Allow the words spoken on that mountain to speak to us in this time and place.
Think about it: right now, the world we live in is filled with a variety of confusing events, divisive rhetoric, increased tension, and an unclear picture of the future. Some dread what is happening; some find it exciting. All sense the importance of this moment.
First, the instruction: “Listen to him.” The best way to understand God is to look to Jesus and listen to him. To pay attention to what Jesus says and does, to whom he reaches out, to those he gives attention and help. Yes, if we all keep trying to listen to Jesus together – we will get closer to what God intends for us.
Second, the command: “Get up.” Be raised up.” Or even, “be resurrected.” Think of Genesis: “Then God said, ‘Let there be light,’ and there was light” (1:3) – we might also hear in Jesus’ words a call to action that actually gives us the energy and will to act, to make a difference, to be about the works of mercy and compassion to which God always calls us.

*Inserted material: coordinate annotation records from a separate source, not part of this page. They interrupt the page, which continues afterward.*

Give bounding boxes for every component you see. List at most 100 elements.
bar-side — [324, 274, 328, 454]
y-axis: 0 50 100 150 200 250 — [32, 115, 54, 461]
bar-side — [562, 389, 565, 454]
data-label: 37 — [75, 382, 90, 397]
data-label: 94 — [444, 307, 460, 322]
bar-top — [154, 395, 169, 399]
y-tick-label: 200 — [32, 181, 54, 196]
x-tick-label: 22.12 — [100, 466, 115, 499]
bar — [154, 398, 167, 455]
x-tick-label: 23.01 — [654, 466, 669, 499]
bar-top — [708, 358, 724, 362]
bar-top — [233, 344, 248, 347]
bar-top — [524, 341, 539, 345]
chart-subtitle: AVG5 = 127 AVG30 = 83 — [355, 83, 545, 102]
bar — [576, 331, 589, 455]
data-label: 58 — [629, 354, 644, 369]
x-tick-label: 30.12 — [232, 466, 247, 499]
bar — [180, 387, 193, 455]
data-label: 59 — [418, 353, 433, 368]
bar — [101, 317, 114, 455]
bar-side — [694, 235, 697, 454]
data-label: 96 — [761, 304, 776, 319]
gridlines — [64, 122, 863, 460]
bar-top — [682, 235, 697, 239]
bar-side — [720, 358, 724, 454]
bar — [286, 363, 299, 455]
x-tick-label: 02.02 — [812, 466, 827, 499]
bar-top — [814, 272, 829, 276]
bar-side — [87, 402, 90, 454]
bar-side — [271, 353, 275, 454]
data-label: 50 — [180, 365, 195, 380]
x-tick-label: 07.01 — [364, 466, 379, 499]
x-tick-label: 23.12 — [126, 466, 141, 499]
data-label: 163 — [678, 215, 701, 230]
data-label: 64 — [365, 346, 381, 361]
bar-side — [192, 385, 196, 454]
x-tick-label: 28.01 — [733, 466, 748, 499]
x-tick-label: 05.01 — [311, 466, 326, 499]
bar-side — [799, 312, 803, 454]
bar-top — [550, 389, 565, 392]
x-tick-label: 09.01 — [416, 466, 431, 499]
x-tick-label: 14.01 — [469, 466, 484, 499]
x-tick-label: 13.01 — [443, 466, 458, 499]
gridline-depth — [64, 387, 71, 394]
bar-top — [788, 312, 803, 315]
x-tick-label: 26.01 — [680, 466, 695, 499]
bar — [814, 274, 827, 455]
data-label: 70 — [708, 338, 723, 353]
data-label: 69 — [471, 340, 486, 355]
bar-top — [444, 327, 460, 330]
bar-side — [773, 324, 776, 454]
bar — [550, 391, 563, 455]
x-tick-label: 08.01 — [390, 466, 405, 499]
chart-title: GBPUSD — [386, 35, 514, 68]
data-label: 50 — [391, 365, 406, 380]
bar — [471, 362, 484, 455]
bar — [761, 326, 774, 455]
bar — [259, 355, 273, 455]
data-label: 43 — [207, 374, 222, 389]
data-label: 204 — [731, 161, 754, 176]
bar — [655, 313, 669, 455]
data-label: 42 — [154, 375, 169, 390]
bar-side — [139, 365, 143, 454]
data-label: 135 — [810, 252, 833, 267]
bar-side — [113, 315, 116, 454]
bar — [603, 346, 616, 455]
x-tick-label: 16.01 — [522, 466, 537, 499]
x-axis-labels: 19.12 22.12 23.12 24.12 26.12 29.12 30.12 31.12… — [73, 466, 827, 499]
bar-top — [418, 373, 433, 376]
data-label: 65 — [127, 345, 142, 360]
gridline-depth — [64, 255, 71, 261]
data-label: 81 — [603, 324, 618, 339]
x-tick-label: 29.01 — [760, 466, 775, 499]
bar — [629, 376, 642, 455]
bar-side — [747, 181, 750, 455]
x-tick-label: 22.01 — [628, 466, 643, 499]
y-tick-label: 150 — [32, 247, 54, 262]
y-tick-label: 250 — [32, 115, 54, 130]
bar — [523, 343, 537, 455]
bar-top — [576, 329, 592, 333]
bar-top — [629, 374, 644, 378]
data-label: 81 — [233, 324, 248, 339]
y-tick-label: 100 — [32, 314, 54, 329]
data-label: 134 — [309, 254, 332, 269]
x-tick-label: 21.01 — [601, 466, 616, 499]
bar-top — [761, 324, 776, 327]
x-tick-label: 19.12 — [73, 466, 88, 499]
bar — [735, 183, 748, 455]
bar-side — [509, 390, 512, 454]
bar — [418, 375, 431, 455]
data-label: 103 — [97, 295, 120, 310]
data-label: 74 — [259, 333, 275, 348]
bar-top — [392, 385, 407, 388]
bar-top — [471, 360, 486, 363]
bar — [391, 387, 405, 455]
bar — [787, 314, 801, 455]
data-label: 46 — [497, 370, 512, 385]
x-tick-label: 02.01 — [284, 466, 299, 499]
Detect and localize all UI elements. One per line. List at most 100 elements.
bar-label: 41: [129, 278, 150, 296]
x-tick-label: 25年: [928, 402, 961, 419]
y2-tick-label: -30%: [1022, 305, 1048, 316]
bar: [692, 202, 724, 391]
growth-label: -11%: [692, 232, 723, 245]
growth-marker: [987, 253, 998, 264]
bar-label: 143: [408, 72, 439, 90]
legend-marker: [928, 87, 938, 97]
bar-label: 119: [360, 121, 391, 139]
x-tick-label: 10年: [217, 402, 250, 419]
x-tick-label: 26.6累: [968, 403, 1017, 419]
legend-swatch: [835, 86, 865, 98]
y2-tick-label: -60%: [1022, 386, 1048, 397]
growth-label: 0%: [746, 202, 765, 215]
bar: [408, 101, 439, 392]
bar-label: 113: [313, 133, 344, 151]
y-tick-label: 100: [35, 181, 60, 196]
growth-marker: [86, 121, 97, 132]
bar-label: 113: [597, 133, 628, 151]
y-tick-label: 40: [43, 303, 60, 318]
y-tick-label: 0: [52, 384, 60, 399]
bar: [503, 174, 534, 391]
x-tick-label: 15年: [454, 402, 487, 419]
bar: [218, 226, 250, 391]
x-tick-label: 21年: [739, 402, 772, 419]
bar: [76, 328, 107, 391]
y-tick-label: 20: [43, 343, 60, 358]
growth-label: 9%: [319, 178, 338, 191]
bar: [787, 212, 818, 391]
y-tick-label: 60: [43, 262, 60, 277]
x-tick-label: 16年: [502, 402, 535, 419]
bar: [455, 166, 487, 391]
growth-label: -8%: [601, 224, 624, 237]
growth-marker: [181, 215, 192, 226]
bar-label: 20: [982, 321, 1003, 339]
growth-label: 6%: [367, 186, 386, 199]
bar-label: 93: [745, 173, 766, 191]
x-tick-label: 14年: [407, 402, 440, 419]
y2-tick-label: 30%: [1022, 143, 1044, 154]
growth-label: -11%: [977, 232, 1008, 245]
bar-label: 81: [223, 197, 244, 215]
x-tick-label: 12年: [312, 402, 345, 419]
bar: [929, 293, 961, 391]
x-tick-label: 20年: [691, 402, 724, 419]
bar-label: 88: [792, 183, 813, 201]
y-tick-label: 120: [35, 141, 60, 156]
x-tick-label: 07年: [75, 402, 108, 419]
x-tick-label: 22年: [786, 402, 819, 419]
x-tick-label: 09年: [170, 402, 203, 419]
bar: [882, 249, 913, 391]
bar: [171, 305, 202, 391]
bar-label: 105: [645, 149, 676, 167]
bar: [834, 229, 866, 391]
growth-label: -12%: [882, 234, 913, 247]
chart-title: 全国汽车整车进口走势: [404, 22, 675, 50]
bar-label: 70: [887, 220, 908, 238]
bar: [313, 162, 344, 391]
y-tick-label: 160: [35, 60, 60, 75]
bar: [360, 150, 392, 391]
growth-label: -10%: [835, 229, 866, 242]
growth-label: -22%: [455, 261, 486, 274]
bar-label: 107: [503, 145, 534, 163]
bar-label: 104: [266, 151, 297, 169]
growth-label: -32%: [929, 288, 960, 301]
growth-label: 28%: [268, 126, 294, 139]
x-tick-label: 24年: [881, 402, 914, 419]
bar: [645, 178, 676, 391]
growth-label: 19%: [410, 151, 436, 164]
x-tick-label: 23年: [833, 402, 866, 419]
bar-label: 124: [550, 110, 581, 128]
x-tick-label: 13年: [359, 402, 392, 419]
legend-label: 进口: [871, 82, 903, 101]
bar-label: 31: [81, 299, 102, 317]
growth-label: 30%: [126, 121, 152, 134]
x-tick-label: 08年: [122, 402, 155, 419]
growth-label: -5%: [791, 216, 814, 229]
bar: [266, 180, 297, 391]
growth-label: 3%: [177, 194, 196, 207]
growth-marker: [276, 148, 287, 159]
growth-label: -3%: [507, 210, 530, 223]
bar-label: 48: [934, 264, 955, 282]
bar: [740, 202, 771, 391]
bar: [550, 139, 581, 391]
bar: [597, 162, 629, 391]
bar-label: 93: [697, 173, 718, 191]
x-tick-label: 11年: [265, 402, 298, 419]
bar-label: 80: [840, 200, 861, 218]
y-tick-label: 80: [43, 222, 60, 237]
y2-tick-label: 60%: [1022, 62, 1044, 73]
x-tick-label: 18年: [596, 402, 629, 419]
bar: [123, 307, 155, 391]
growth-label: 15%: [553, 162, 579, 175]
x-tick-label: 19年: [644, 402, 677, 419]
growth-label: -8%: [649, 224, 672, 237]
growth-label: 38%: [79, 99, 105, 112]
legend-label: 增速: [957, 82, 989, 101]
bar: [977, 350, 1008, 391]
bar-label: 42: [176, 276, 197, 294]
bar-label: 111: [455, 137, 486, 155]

Third, the promise: “Do not be afraid.” This is the hallmark of the Gospel, words perhaps never more needed than now. The fears we experience will be different. The threat of terrorism, the prospect of job loss, the potential to betray our national identity and values, the fading possibility of a better future for our children, fear of ageing, dread illness, unexpected death, the list goes on. Fear is a part of the common fabric of our lives even though it manifests itself differently. And to all these different fears, the Gospel reply is the same: Because God is God of the past, present, and future, we need not fear. This is not the same as saying that we will have no problems, or that we will avoid all harm and hardship. Rather, it is recognizing that when we trust God for our individual and communal good and believe God is with us always, we need not fear. It is to recognize that God did not create us for death but for resurrection, and so also God does not want us to be afraid but to move forward – even and especially in uncertain times – with courage and confidence.

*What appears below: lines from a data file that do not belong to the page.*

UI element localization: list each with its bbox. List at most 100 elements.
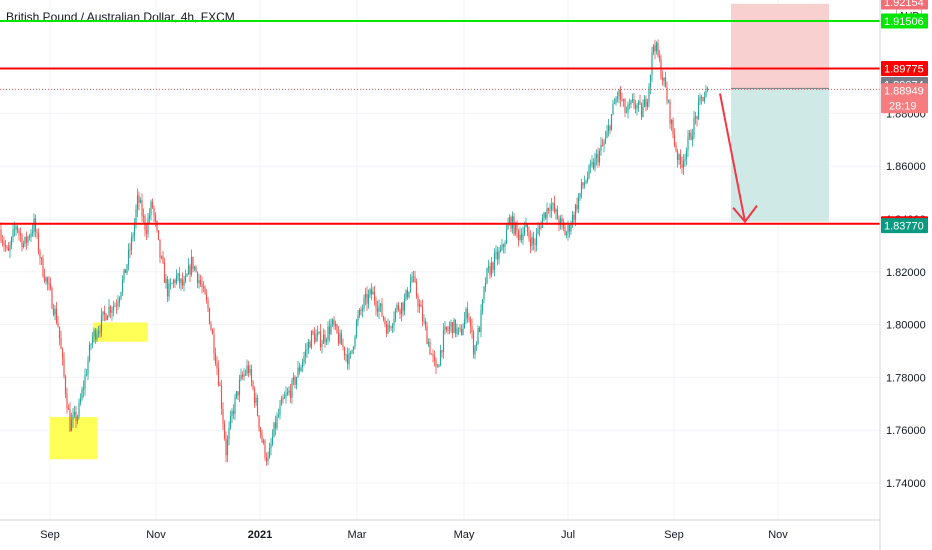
candle-body: [102, 311, 104, 316]
candle-body: [322, 334, 325, 344]
candle-body: [655, 42, 658, 52]
candle-body: [565, 233, 568, 236]
candle-body: [585, 181, 587, 184]
candle-body: [256, 397, 259, 416]
candle-body: [463, 319, 466, 329]
candle-body: [208, 308, 211, 324]
candle-body: [664, 77, 667, 88]
candle-body: [12, 229, 14, 238]
candle-body: [673, 134, 676, 146]
candle-body: [624, 99, 626, 113]
candle-body: [454, 319, 457, 334]
candle-body: [54, 308, 56, 315]
candle-body: [22, 243, 25, 248]
candle-body: [165, 278, 167, 283]
candle-body: [162, 256, 164, 263]
candle-body: [24, 236, 26, 244]
candle-body: [181, 278, 184, 286]
candle-body: [576, 204, 578, 210]
candle-body: [408, 291, 410, 298]
price-tag-top-green-bg: [881, 13, 928, 29]
candle-body: [678, 154, 680, 160]
candle-body: [79, 399, 82, 403]
candle-body: [448, 326, 451, 331]
candle-body: [274, 422, 277, 429]
candle-body: [222, 408, 224, 424]
candle-body: [636, 105, 638, 109]
candle-body: [198, 280, 200, 283]
candle-body: [451, 322, 454, 333]
candle-body: [187, 265, 190, 275]
candle-body: [361, 308, 364, 311]
candle-body: [39, 251, 41, 259]
candle-body: [426, 326, 428, 345]
candle-body: [504, 243, 506, 247]
candle-body: [540, 226, 542, 228]
candle-body: [444, 326, 446, 331]
take-profit-zone: [731, 88, 829, 222]
candle-body: [462, 328, 464, 335]
candle-body: [249, 369, 251, 374]
candle-body: [583, 183, 586, 186]
candle-body: [396, 304, 398, 310]
candle-body: [210, 323, 212, 330]
candle-body: [27, 236, 29, 243]
candle-body: [496, 252, 499, 260]
y-tick-label: 1.86000: [886, 161, 926, 173]
candle-body: [336, 324, 338, 333]
candle-body: [117, 302, 119, 307]
candle-body: [433, 355, 436, 361]
candle-body: [642, 106, 644, 118]
candle-body: [703, 97, 706, 102]
candle-body: [507, 224, 509, 230]
candle-body: [325, 339, 328, 342]
candle-body: [553, 203, 556, 212]
candle-body: [549, 210, 551, 211]
candle-body: [375, 301, 377, 309]
candle-body: [630, 100, 632, 105]
candle-body: [231, 411, 233, 417]
candle-body: [612, 104, 614, 115]
candle-body: [682, 160, 685, 168]
candle-body: [484, 283, 487, 287]
candle-body: [328, 326, 331, 334]
candle-body: [532, 237, 535, 244]
candle-body: [244, 373, 247, 375]
candle-body: [595, 154, 598, 158]
candle-body: [148, 215, 151, 219]
candle-body: [519, 234, 521, 240]
candle-body: [201, 283, 203, 288]
candle-body: [616, 96, 619, 99]
candle-body: [288, 390, 290, 393]
candle-body: [378, 306, 380, 312]
candle-body: [279, 405, 281, 415]
candle-body: [679, 154, 682, 164]
candle-body: [111, 310, 113, 313]
candle-body: [63, 357, 65, 377]
candle-body: [240, 374, 242, 380]
candle-body: [357, 315, 359, 321]
candle-body: [388, 325, 391, 327]
candle-body: [508, 217, 511, 225]
candle-body: [291, 380, 293, 398]
candle-body: [559, 218, 562, 226]
candle-body: [61, 348, 64, 358]
candle-body: [627, 104, 629, 113]
candle-body: [391, 325, 394, 328]
candle-body: [13, 228, 16, 230]
candle-body: [555, 209, 557, 212]
candle-body: [424, 320, 427, 327]
candle-body: [589, 164, 592, 166]
candle-body: [316, 332, 319, 336]
candle-body: [315, 335, 317, 343]
candle-body: [658, 55, 661, 59]
candle-body: [142, 215, 145, 217]
candle-body: [352, 346, 355, 350]
candle-body: [546, 208, 548, 219]
candle-body: [421, 307, 424, 322]
candle-body: [172, 280, 175, 284]
x-tick-label: May: [454, 529, 475, 541]
candle-body: [618, 89, 620, 97]
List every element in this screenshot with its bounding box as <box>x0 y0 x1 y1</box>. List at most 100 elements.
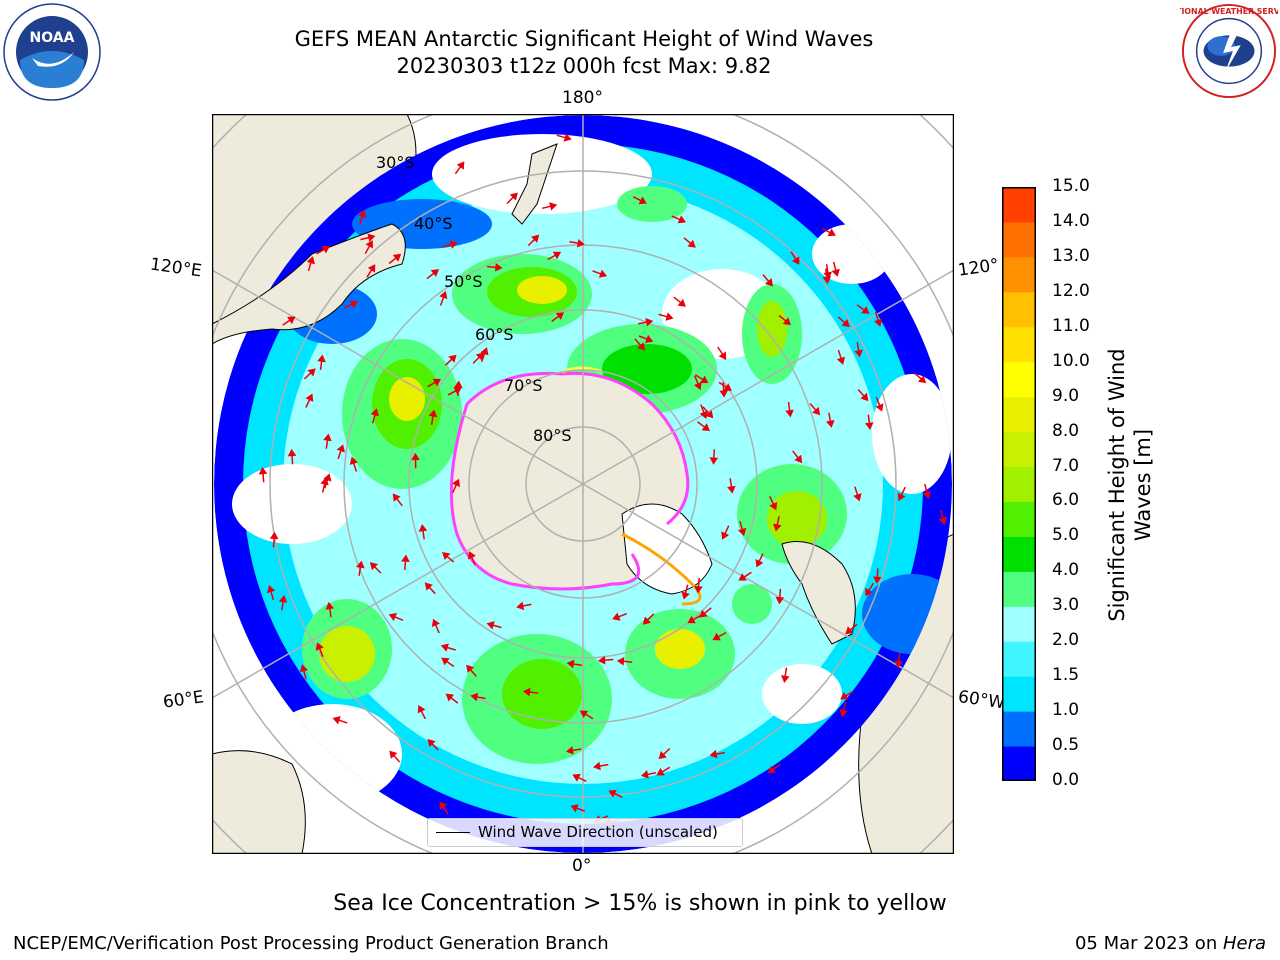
wave-direction-arrow <box>287 448 297 465</box>
wave-direction-arrow <box>569 238 585 248</box>
colorbar-cell <box>1002 536 1036 572</box>
wave-direction-arrow <box>699 404 708 419</box>
nws-logo-text: NATIONAL WEATHER SERVICE <box>1180 7 1278 16</box>
colorbar-tick-label: 9.0 <box>1052 385 1080 406</box>
wave-direction-arrow <box>854 342 863 358</box>
graticule <box>212 114 954 854</box>
wave-direction-arrow <box>683 237 696 248</box>
colorbar-label: Significant Height of Wind Waves [m] <box>1105 348 1155 622</box>
colorbar-tick-label: 5.0 <box>1052 525 1080 546</box>
colorbar-cell <box>1002 396 1036 433</box>
wave-direction-arrow <box>547 251 562 261</box>
wave-direction-arrow <box>401 554 410 570</box>
footer-credit: NCEP/EMC/Verification Post Processing Pr… <box>13 933 609 954</box>
wave-direction-arrow <box>551 312 565 323</box>
colorbar-tick-label: 8.0 <box>1052 420 1080 441</box>
colorbar-tick-label: 1.0 <box>1052 700 1080 721</box>
wave-direction-arrow <box>316 246 330 255</box>
wave-direction-arrow <box>360 233 376 242</box>
wave-direction-arrow <box>439 290 448 306</box>
wave-direction-arrow <box>592 269 608 278</box>
wave-direction-arrow <box>857 389 869 402</box>
wave-direction-arrow <box>364 240 373 255</box>
colorbar-tick-label: 11.0 <box>1052 315 1090 336</box>
wave-direction-arrow <box>442 240 458 249</box>
wave-direction-arrow <box>781 667 790 683</box>
colorbar-cell <box>1002 466 1036 502</box>
wave-direction-arrow <box>837 316 850 328</box>
wind-wave-arrows <box>258 133 947 827</box>
wave-direction-arrow <box>637 318 654 327</box>
wave-direction-arrow <box>266 585 276 601</box>
wave-direction-arrow <box>388 253 402 265</box>
wave-direction-arrow <box>681 584 690 600</box>
colorbar-cell <box>1002 291 1036 328</box>
wave-direction-arrow <box>428 409 438 425</box>
colorbar-tick-label: 13.0 <box>1052 245 1090 266</box>
wave-direction-arrow <box>694 577 703 594</box>
wave-direction-arrow <box>426 269 440 280</box>
wave-direction-arrow <box>719 382 729 398</box>
wave-direction-arrow <box>727 478 736 494</box>
wave-direction-arrow <box>922 483 931 500</box>
wave-direction-arrow <box>694 374 709 384</box>
wave-direction-arrow <box>699 607 712 618</box>
wave-direction-arrow <box>388 613 404 622</box>
nws-logo: NATIONAL WEATHER SERVICE <box>1180 3 1278 99</box>
wave-direction-arrow <box>470 692 486 702</box>
wave-direction-arrow <box>642 613 655 625</box>
colorbar-cell <box>1002 606 1036 642</box>
wave-direction-arrow <box>269 531 279 548</box>
wave-direction-arrow <box>472 352 484 364</box>
wave-direction-arrow <box>389 750 401 763</box>
lon-label-60e: 60°E <box>161 687 206 713</box>
wave-direction-arrow <box>775 588 785 605</box>
wave-direction-arrow <box>875 397 884 412</box>
wave-direction-arrow <box>822 268 832 285</box>
wave-direction-arrow <box>845 623 858 635</box>
wave-direction-arrow <box>712 631 727 641</box>
colorbar-tick-label: 6.0 <box>1052 490 1080 511</box>
wave-direction-arrow <box>570 804 586 813</box>
wave-direction-arrow <box>332 716 348 725</box>
wave-direction-arrow <box>445 693 459 704</box>
wave-direction-arrow <box>417 704 426 720</box>
wave-direction-arrow <box>809 403 821 416</box>
colorbar <box>1002 187 1036 781</box>
wave-direction-arrow <box>323 433 332 449</box>
wave-direction-arrow <box>826 412 835 428</box>
wave-direction-arrow <box>466 664 477 677</box>
chart-title: GEFS MEAN Antarctic Significant Height o… <box>294 27 874 51</box>
lon-label-120e: 120°E <box>148 254 203 282</box>
lon-label-120w: 120°W <box>956 255 1000 281</box>
colorbar-cell <box>1002 641 1036 677</box>
wave-direction-arrow <box>914 372 927 384</box>
wave-direction-arrow <box>897 486 906 502</box>
colorbar-tick-label: 1.5 <box>1052 665 1080 686</box>
wave-direction-arrow <box>320 477 329 493</box>
wave-direction-arrow <box>506 192 518 205</box>
chart-subtitle: 20230303 t12z 000h fcst Max: 9.82 <box>396 54 772 78</box>
wave-direction-arrow <box>785 401 794 418</box>
wave-direction-arrow <box>656 766 671 776</box>
colorbar-tick-label: 4.0 <box>1052 560 1080 581</box>
wave-direction-arrow <box>467 551 476 566</box>
wave-direction-arrow <box>839 701 848 718</box>
colorbar-cell <box>1002 256 1036 293</box>
wave-direction-arrow <box>282 316 296 326</box>
wave-direction-arrow <box>616 657 633 666</box>
wave-direction-arrow <box>278 594 288 611</box>
lat-label-40s: 40°S <box>414 214 453 233</box>
map-frame <box>212 114 954 854</box>
noaa-logo: NOAA <box>3 3 101 101</box>
wave-direction-arrow <box>579 710 594 720</box>
wave-direction-arrow <box>709 449 719 465</box>
wave-direction-arrow <box>658 747 671 760</box>
wave-direction-arrow <box>790 251 800 265</box>
wave-direction-arrow <box>343 300 359 309</box>
wave-direction-arrow <box>697 421 710 432</box>
wave-direction-arrow <box>597 655 614 665</box>
wave-direction-arrow <box>556 133 572 142</box>
wave-direction-arrow <box>658 312 674 321</box>
lat-label-50s: 50°S <box>444 272 483 291</box>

Listen. Be raised up. Do not fear. It’s important to remember that these words are said by Jesus as he refuses to linger on the mountain top but comes back down again into the realities of the world – and our life – as he makes his way to Jerusalem. There he will be tried, condemned, and crucified, for the world has made no place for the encouragement and hope he offers. But the story does not end with only the courage of one man defying the world. It continues with the promise that God raised this One from the dead so that all of us might have hope that there is more to this life than we can see, that God will be with us every step of our way, and that love and life are stronger than hate and death.